Jan. 2nd, 2004

ceebeegee: (Midsummer)
The Shakespeare showcase is tonight. Duncan, Jason and Paula will be there--yay! There's a champagne reception afterward and then I'm sure we'll get something to eat nearby. I love performing in the Village; I feel very close to the spirit of my grandmother.

Julie said last night that she wants to do The Last Night of Ballyhoo, which is fantastic. I'll be playing Sunny and I think Julie wants to play Boo. I really like this play. I seem to be drawn to what are generally regarded lesser plays by great playwrights--for example, I passionately love The Crucible, which is not considered the great work that Death of a Salesman. Uhry's work is so interesting--who would've thought a whole body of work (Ballyhoo, Driving Miss Daisy, Parade) could be written about Jews in the South? Who even knew they existed? I love Judaism and have Jewish relatives, and even I didn't know there were so many Southern Jews.

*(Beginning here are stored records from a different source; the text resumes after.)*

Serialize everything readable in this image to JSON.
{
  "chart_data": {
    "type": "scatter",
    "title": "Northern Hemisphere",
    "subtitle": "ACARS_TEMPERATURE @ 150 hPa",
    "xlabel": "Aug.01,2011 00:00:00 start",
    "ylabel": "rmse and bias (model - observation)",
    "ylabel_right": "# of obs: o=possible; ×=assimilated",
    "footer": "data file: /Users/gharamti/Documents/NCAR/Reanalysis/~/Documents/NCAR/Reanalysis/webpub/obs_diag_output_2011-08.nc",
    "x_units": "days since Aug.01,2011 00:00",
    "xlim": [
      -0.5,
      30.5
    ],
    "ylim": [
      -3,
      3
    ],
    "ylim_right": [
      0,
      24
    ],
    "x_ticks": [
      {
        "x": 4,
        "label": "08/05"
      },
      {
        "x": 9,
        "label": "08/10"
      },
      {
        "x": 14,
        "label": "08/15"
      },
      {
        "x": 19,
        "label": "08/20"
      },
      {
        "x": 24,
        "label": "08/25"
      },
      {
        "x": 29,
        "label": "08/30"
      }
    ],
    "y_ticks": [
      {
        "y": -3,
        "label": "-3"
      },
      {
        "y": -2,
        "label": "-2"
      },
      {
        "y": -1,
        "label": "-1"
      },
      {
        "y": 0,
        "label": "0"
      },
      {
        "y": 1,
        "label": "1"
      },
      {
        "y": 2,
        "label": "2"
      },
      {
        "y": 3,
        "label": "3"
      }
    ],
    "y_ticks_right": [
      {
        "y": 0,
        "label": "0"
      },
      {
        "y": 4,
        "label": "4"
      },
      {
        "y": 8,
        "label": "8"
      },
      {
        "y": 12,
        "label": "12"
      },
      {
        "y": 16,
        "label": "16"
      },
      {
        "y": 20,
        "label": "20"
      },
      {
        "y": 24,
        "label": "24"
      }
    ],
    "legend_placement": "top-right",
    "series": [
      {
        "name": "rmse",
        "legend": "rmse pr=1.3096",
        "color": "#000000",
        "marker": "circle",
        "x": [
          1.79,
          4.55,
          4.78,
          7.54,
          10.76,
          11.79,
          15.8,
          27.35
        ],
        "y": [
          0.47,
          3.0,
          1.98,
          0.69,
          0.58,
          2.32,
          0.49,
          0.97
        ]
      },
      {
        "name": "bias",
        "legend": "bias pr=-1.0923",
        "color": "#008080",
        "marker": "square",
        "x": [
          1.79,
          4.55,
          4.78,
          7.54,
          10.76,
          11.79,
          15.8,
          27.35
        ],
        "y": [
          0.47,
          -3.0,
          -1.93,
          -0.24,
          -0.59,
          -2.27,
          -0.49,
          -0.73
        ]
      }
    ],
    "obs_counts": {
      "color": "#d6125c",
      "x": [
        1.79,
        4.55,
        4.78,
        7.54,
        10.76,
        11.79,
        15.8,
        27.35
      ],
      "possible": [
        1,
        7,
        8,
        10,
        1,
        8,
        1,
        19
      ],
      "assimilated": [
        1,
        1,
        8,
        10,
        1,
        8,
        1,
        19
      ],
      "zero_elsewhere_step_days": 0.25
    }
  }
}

I was talking with someone at work today who's Jewish about how very assimilated the family is in Ballyhoo. I couldn't understand how people who self-identify as Jewish could not know what Pesach is, or its attendant traditions. Sunny has a line, talking about the big party--"Ballyhoo is asinine. It's a bunch of dressed-up Jews sitting around, wishing they could kiss their elbows and turn into Episcopalians." And I wonder, why can't they? It's your belief system that makes you an Episcopalian (not a WASP--that's a certain kind of Episcopalian), not your ethnicity. But Katie said being Jewish is more than a belief system, it's a culture which I get but isn't all the cultural baggage attached to the religion? If these people don't really know what Pesach is, they probably don't cook much kugel or gefilte fish. Or maybe they do--the whole mindset is just amazing to me. I think a lot of it can be explained by the time and the place. Even now the South is very conformist, and the '30s were so much more so, even in a sinister way. Even other Christians such as Roman Catholics stick out in the South (read Pat Conroy for more on this) and Episcopalians--well, they don't exactly stick out but they're not the mainstream the way hardcore Protestants are. (Virginia and New Orleans are the exceptions to this--RCs are very prevalent in NO, and Virginia is Hunt Country USA.)

Such a cool play. I'm really happy we're doing it.